During the brief stint as acting-DGP last month during the Karnataka elections, he again weaved his magic hand and put up a statewide information network showing the law and order situation in the state at each district using a website. No doubt this is only the first step towards improvement of law and order situation, but it is the most important step which most others would hesitate to take since there is always a tendency in the Police to hide the statistics of incidents rather than be transparent about it.

We are sure that the new DGP must be having several useful plans ahead of him. In particular, the undersigned urges the new DGP to introduce an online complaint registration system where in any Citizen of Karnataka should be able to file a complaint at a central complaint receving system which then should distribute it to the right jurisidction police station. The complainant should get immediate acknowledgement and the relevant police officer may be asked to visit the complainant at his address, get more details and register the FIR. In other words, instead of the complainant making repeated trips to the police station to register his complaint, it should be the responsibility of the police officer to file a status report on the online complaint withing 24 hours. Further follow up can be automated with the system generating necessary alerts at different levels of the Police so that no genuine complaint gets neglected.

There are two issues to be tackled in this system. Firstly not all the citizens may have the capabilities to file online complaints with digital signatures. We therefore need some members of public to act as “Intermediaries” and file the complaint after verifying  the ID of the complainant. A system for receipt of such “Proxy Complaints” may be set up taking care that these do not turn to be mere replacement of the current police officer who uses his discretion to register or not to register a complaint and in the process turns “Complaint Registration” into a nightmare for the complainant. The intermediaries should also not become objects of harassment by the local police.

The second issue would be of “False Complaints”. This cannot be eliminated but is a small price to pay for the benefits of the system. Such complaints can however be disposed off as “Rejected” after the police officer files his report.

It should be recognized that this system is not only meant for the tech savvy complainants in the silicon city of Bangalore but it would be more useful for the rural folk who are today at the mercy of the station house officer when it comes to filing complaints against the powerful persons in the community. With this system they can go to any tech savvy persons such as a friendly Cyber Cafe owner even in the nearest city to file an online complaint.

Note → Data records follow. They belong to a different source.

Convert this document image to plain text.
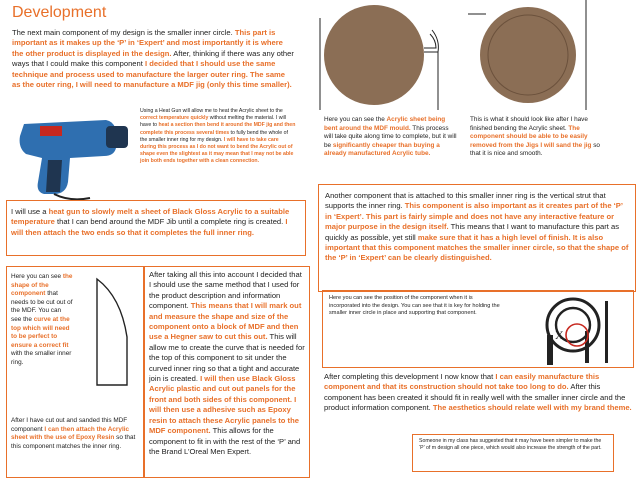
Development
The next main component of my design is the smaller inner circle. This part is important as it makes up the ‘P’ in ‘Expert’ and most importantly it is where the other product is displayed in the design. After, thinking if there was any other ways that I could make this component I decided that I should use the same technique and process used to manufacture the larger outer ring. The same as the outer ring, I will need to manufacture a MDF jig (only this time smaller).
Using a Heat Gun will allow me to heat the Acrylic sheet to the correct temperature quickly without melting the material. I will have to heat a section then bend it around the MDF jig and then complete this process several times to fully bend the whole of the smaller inner ring for my design. I will have to take care during this process as I do not want to bend the Acrylic out of shape even the slightest as it may mean that I may not be able join both ends together with a clean connection.
I will use a heat gun to slowly melt a sheet of Black Gloss Acrylic to a suitable temperature that I can bend around the MDF Jib until a complete ring is created. I will then attach the two ends so that it completes the full inner ring.
Here you can see the Acrylic sheet being bent around the MDF mould. This process will take quite along time to complete, but it will be significantly cheaper than buying a already manufactured Acrylic tube.
This is what it should look like after I have finished bending the Acrylic sheet. The component should be able to be easily removed from the Jigs I will sand the jig so that it is nice and smooth.
Another component that is attached to this smaller inner ring is the vertical strut that supports the inner ring. This component is also important as it creates part of the ‘P’ in ‘Expert’. This part is fairly simple and does not have any interactive feature or major purpose in the design itself. This means that I want to manufacture this part as quickly as possible, yet still make sure that it has a high level of finish. It is also important that this component matches the smaller inner circle, so that the shape of the ‘P’ in ‘Expert’ can be clearly distinguished.
Here you can see the shape of the component that needs to be cut out of the MDF. You can see the curve at the top which will need to be perfect to ensure a correct fit with the smaller inner ring.
After I have cut out and sanded this MDF component I can then attach the Acrylic sheet with the use of Epoxy Resin so that this component matches the inner ring.
After taking all this into account I decided that I should use the same method that I used for the product description and information component. This means that I will mark out and measure the shape and size of the component onto a block of MDF and then use a Hegner saw to cut this out. This will allow me to create the curve that is needed for the top of this component to sit under the curved inner ring so that a tight and accurate join is created. I will then use Black Gloss Acrylic plastic and cut out panels for the front and both sides of this component. I will then use a adhesive such as Epoxy resin to attach these Acrylic panels to the MDF component. This allows for the component to fit in with the rest of the ‘P’ and the Brand L’Oreal Men Expert.
Here you can see the position of the component when it is incorporated into the design. You can see that it is key for holding the smaller inner circle in place and supporting that component.
X
After completing this development I now know that I can easily manufacture this component and that its construction should not take too long to do. After this component has been created it should fit in really well with the smaller inner circle and the product information component. The aesthetics should relate well with my brand theme.
Someone in my class has suggested that it may have been simpler to make the ‘P’ of m design all one piece, which would also increase the strength of the part.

This project would include provision of Internet connectivity at all police stations and provision of digital signatures to all station house officers and therefore bring in long term benefits to the entire system.

Citizens of Karnataka would be greatful if this  project  is implemented during the tenure of Mr Srikumar. While we are reasonably confident that the new DGP may himself be contemplating such a project, it would be necessary for the Government to ensure that it is not withdrawn after his tenure.